A los zapatos de Vicente Holgado les gustaba y les desagradaba a la vez el modo en que los zapatos de tacón defendían sus convicciones. El zapato viudo intervino a continuación diciendo que en cierta ocasión había conocido los zapatos de un muerto que habían pasado a otros pies cuyo sudor no era potable.

—Todos los sudores son potables, por favor —afirmaron los de Vicente Holgado con irritación.

—Por lo visto, no —añadió el zapato viudo.

Los zapatos de Vicente Holgado trataban de comprender el sentido de la conversación sin lograrlo. Les dolía aquella conciencia que tenían de sí mismos y se enviaban de la oquedad izquierda a la derecha señales de interrogación. Por otra parte se sentían desde hacía algún tiempo divididos hasta el punto de que habían llegado a conversar entre sí, no en forma de monólogo, como era normal en cada par, sino de diálogo: se estaban transformando en dos de un modo que les gustaba y les asustaba al mismo tiempo.

En esto, se oyeron unos ruidos procedentes del dormitorio y durante unos segundos todos los zapatos regresaron a su condición de cosa sin esfuerzo alguno. Pasado el peligro, habló el mocasín viudo. Dijo que en realidad había entrado en contacto con ellos para pedirles que le ayudaran a rescatar a su otra mitad.

—Sé ir andando al cementerio donde está enterrado el pie —dijo—, pero no creo que pueda hacerlo solo teniendo en cuenta que no soy más que la mitad de uno.

—A nosotras nos gustaría ayudarte —dijeron las zapatillas de cuadros abandonando de súbito su condición inerte—, pero somos de andar por casa. No estamos preparadas para la calle.

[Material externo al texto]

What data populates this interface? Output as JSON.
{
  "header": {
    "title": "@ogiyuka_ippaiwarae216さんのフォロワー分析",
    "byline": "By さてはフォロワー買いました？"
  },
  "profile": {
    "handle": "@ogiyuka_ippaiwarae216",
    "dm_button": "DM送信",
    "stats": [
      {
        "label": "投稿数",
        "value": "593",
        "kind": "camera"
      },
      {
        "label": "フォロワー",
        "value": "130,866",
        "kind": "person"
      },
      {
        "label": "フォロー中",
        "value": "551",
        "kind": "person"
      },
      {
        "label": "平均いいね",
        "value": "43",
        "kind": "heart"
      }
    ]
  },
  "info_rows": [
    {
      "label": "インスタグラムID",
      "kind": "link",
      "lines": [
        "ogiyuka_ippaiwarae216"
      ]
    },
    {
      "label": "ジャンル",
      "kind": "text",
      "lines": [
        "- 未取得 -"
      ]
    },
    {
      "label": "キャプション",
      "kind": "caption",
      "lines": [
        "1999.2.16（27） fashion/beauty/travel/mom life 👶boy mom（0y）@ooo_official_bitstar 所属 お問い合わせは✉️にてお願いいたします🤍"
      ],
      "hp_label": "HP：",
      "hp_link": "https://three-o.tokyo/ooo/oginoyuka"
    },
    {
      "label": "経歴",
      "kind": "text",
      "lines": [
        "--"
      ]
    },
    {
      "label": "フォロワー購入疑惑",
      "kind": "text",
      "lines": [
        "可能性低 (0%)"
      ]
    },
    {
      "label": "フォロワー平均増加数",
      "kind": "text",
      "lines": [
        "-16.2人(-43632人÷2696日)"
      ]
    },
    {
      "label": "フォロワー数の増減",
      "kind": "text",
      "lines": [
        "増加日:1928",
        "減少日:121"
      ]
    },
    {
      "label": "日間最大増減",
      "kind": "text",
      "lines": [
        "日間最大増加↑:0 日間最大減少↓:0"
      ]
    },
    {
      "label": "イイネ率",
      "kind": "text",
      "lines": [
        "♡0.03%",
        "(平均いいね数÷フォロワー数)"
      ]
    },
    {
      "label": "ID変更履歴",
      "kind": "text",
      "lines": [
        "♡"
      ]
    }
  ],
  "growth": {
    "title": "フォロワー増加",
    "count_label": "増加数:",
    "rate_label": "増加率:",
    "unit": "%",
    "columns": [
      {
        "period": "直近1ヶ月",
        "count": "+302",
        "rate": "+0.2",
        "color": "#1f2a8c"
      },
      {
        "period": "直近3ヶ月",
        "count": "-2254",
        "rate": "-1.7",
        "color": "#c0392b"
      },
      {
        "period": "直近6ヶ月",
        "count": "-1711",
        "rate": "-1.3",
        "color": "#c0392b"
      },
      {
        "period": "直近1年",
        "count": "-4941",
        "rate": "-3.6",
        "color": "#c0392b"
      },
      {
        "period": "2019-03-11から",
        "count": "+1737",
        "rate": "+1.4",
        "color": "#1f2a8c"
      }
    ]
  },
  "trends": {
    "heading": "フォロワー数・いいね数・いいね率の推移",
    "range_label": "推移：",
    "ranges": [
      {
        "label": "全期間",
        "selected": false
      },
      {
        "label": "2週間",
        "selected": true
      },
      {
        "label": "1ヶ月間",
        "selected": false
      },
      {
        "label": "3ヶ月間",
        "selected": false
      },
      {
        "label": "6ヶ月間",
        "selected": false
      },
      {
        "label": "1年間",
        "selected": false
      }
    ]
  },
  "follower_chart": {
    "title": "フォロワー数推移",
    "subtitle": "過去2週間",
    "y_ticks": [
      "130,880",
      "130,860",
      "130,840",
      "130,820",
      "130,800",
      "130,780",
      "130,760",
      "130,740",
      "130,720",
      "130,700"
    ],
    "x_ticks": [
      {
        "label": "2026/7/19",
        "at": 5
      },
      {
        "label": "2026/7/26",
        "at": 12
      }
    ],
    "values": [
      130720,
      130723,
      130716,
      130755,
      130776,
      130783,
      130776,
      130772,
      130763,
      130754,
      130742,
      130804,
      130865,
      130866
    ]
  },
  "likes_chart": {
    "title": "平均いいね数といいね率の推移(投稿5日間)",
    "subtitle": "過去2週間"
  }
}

—Nosotros —añadieron los zapatos de mujer— no estamos acostumbrados a recorrer grandes distancias con estos tacones. Por otra parte, la verdad, llevamos poco tiempo en esta casa y no conocemos bien la zona. Nos da miedo perdernos por la calle. Además, nunca hemos visto un pie muerto y la idea no nos agrada. Sinceramente, no creo que podamos ayudarte.

Las más animosas fueron las deportivas. También sabían dónde se encontraba el cementerio, pues sus pies corrían por los alrededores con alguna frecuencia.

—Podemos llegar en dos patadas —aseguraron.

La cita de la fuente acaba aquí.